The learning curve associated with our modeling framework is steep. The concepts of Petri nets and the Robot Operating System (ROS) required by modelers and developers can be learned relatively quickly. The challenging part of the learning curve lies in analyzing the Petri net model. This analysis requires detailed knowledge of Petri net-based model checking. For this reason, we introduced the separate role of the system engineer. Additionally the proposed tools within DiNeROS, such as Petri Net Splitter or Package Generator are automated, allowing users to focus on modeling, implementation and model checking.

Looking at the formal analysis methods and the growth of the state space, the resulting limitations become apparent. Successful generation of the complete state space of a model becomes increasingly unlikely with increasing model size and complexity. This is the reason why we only generate partial state spaces in this work, even if this limits the amount of guaranteed properties, such as invariants.

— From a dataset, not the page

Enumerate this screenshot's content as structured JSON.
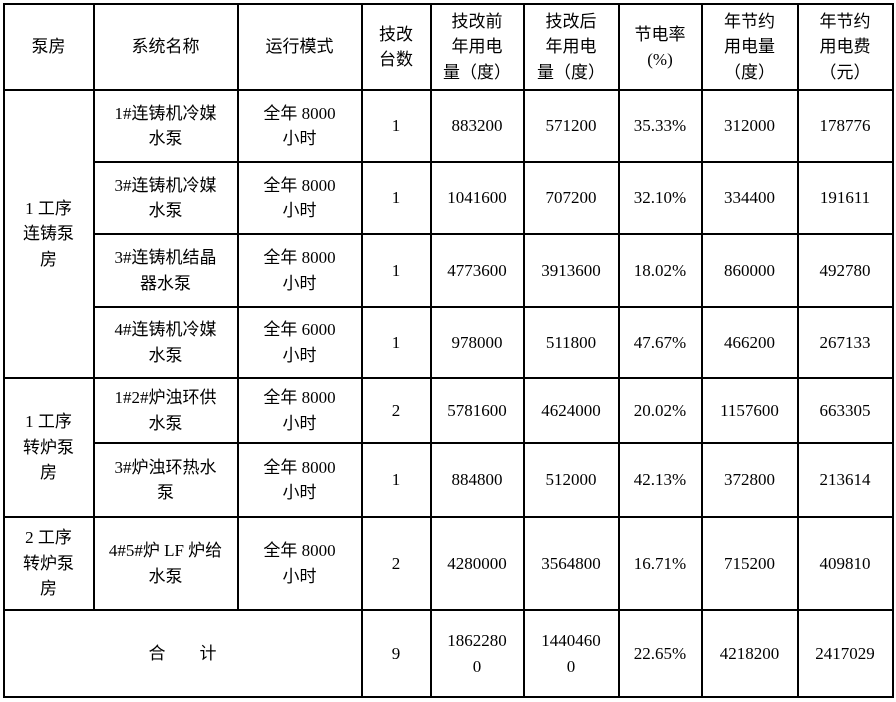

Regarding the engine, no guarantees can be made regarding real-time properties because the Java client library for ROS does not support them. Therefore, these are not implemented in the engine. However, ROS allows DiNeROS to be used for any robotic platform, as robotic components can be attached based on handlers and signals.

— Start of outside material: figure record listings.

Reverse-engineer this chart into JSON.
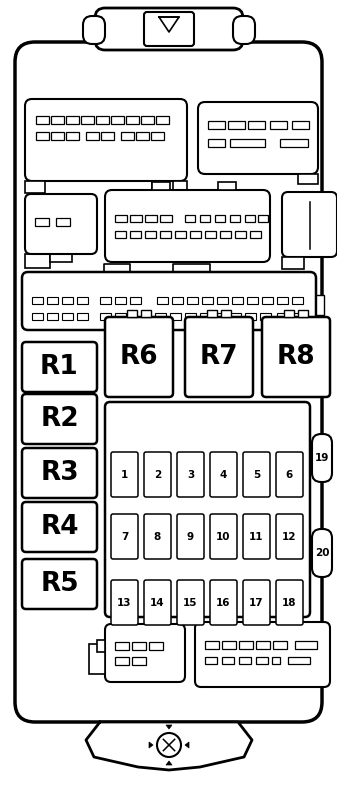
{
  "fig_width": 3.37,
  "fig_height": 7.92,
  "dpi": 100,
  "bg_color": "#ffffff",
  "border_color": "#000000",
  "relay_labels_left": [
    "R1",
    "R2",
    "R3",
    "R4",
    "R5"
  ],
  "relay_labels_top": [
    "R6",
    "R7",
    "R8"
  ],
  "fuse_rows": [
    [
      1,
      2,
      3,
      4,
      5,
      6
    ],
    [
      7,
      8,
      9,
      10,
      11,
      12
    ],
    [
      13,
      14,
      15,
      16,
      17,
      18
    ]
  ],
  "fuse_extra": [
    19,
    20
  ]
}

The case study reflects essential aspects contained in ROS applications: chained topic and service calls, distributed coordination and access to hardware (robots, sensor). However, the case study’s scale may not fully reflect large-scale ROS applications because it operates within a simplified scenario that focuses on the investigated aspects. Furthermore, the controlled nature of the case studies environment may lack the unpredictability of real-world ROS applications. In other words, our small-scaled case study is beneficial for internal validity as we eliminate external influencing factors, but it diminishes our external validity in terms of generalizability.

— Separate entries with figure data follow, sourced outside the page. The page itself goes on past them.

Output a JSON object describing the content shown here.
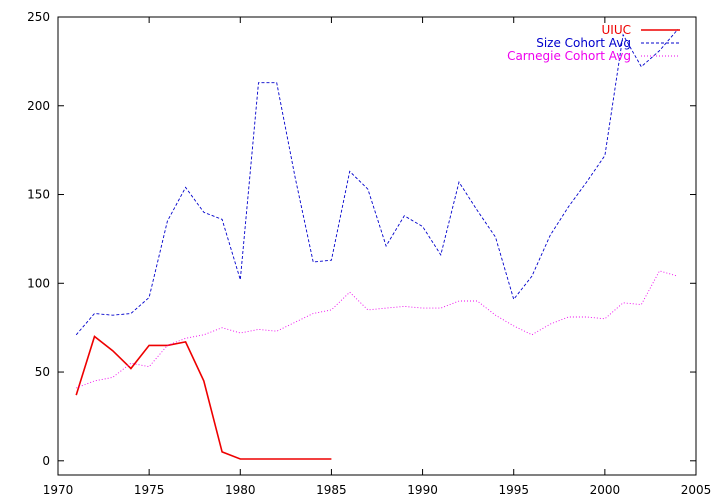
{
  "chart_data": {
    "type": "line",
    "title": "",
    "xlabel": "",
    "ylabel": "",
    "xlim": [
      1970,
      2005
    ],
    "ylim": [
      -8,
      250
    ],
    "xticks": [
      1970,
      1975,
      1980,
      1985,
      1990,
      1995,
      2000,
      2005
    ],
    "yticks": [
      0,
      50,
      100,
      150,
      200,
      250
    ],
    "grid": false,
    "legend": "top-right",
    "series": [
      {
        "name": "UIUC",
        "color": "#ee0000",
        "style": "solid",
        "x": [
          1971,
          1972,
          1973,
          1974,
          1975,
          1976,
          1977,
          1978,
          1979,
          1980,
          1981,
          1982,
          1983,
          1984,
          1985
        ],
        "values": [
          37,
          70,
          62,
          52,
          65,
          65,
          67,
          45,
          5,
          1,
          1,
          1,
          1,
          1,
          1
        ]
      },
      {
        "name": "Size Cohort Avg",
        "color": "#0000cc",
        "style": "dashed",
        "x": [
          1971,
          1972,
          1973,
          1974,
          1975,
          1976,
          1977,
          1978,
          1979,
          1980,
          1981,
          1982,
          1983,
          1984,
          1985,
          1986,
          1987,
          1988,
          1989,
          1990,
          1991,
          1992,
          1993,
          1994,
          1995,
          1996,
          1997,
          1998,
          1999,
          2000,
          2001,
          2002,
          2003,
          2004
        ],
        "values": [
          71,
          83,
          82,
          83,
          92,
          135,
          154,
          140,
          136,
          102,
          213,
          213,
          160,
          112,
          113,
          163,
          153,
          121,
          138,
          132,
          116,
          157,
          141,
          126,
          91,
          104,
          127,
          143,
          157,
          172,
          240,
          222,
          231,
          243
        ]
      },
      {
        "name": "Carnegie Cohort Avg",
        "color": "#ee00ee",
        "style": "dotted",
        "x": [
          1971,
          1972,
          1973,
          1974,
          1975,
          1976,
          1977,
          1978,
          1979,
          1980,
          1981,
          1982,
          1983,
          1984,
          1985,
          1986,
          1987,
          1988,
          1989,
          1990,
          1991,
          1992,
          1993,
          1994,
          1995,
          1996,
          1997,
          1998,
          1999,
          2000,
          2001,
          2002,
          2003,
          2004
        ],
        "values": [
          41,
          45,
          47,
          55,
          53,
          65,
          69,
          71,
          75,
          72,
          74,
          73,
          78,
          83,
          85,
          95,
          85,
          86,
          87,
          86,
          86,
          90,
          90,
          82,
          76,
          71,
          77,
          81,
          81,
          80,
          89,
          88,
          107,
          104
        ]
      }
    ]
  }
}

11 Conclusion and future work

In this paper, we introduced a novel model-driven toolchain to develop robotic applications based on the Robot Operating System. In our approach, first, modelers design the application using an extended Petri net language, the System Model (SyM), which offers dedicated language constructs for ROS-based applications. This answers RQ1, i.e., how to develop ROS applications, which can be formally verified in terms of communication defects, influence of external applications, unused parts and the node internal workflows based on TINA. Input signals can be specified within the SyM to enable integration with other formalisms, which answers RQ2. Second, system engineers use these models to verify the formal properties of the designed applications. To enable using off-the-shelf verification tools, the extended Petri nets are transformed into basic Petri nets. Finally, the SyM is split into Runtime Models (RTMs) for each ROS node, of which each is used to generate ROS code with dedicated extension points to be used by developers. The final application uses these RTMs at runtime and invokes the code provided by developers, which answers RQ3. We showed the feasibility of our approach using an industrial case study where two robot arms collaboratively sort objects in a shared work environment. To show the usefulness of Petri net verification, we presented three scenarios. In summary, our approach improves the development of safe ROS applications due to the integration of verification activities and MDD with code generation combined with runtime models.

The presented work offers the opportunity for numerous extensions in connection to the ROS landscape. Firstly, for scope reasons, ROS actions were not addressed in this work, as these are based on topics and are, therefore, implicitly supported by DiNeROS. Furthermore, the states of an action server can be modeled with Petri nets. Secondly, a central extension of this work will be the modeling of the ROS successor system ROS 2, which provides quality of service (QoS) properties in the area of communication. For this reason, the use of Time Petri Nets will be necessary.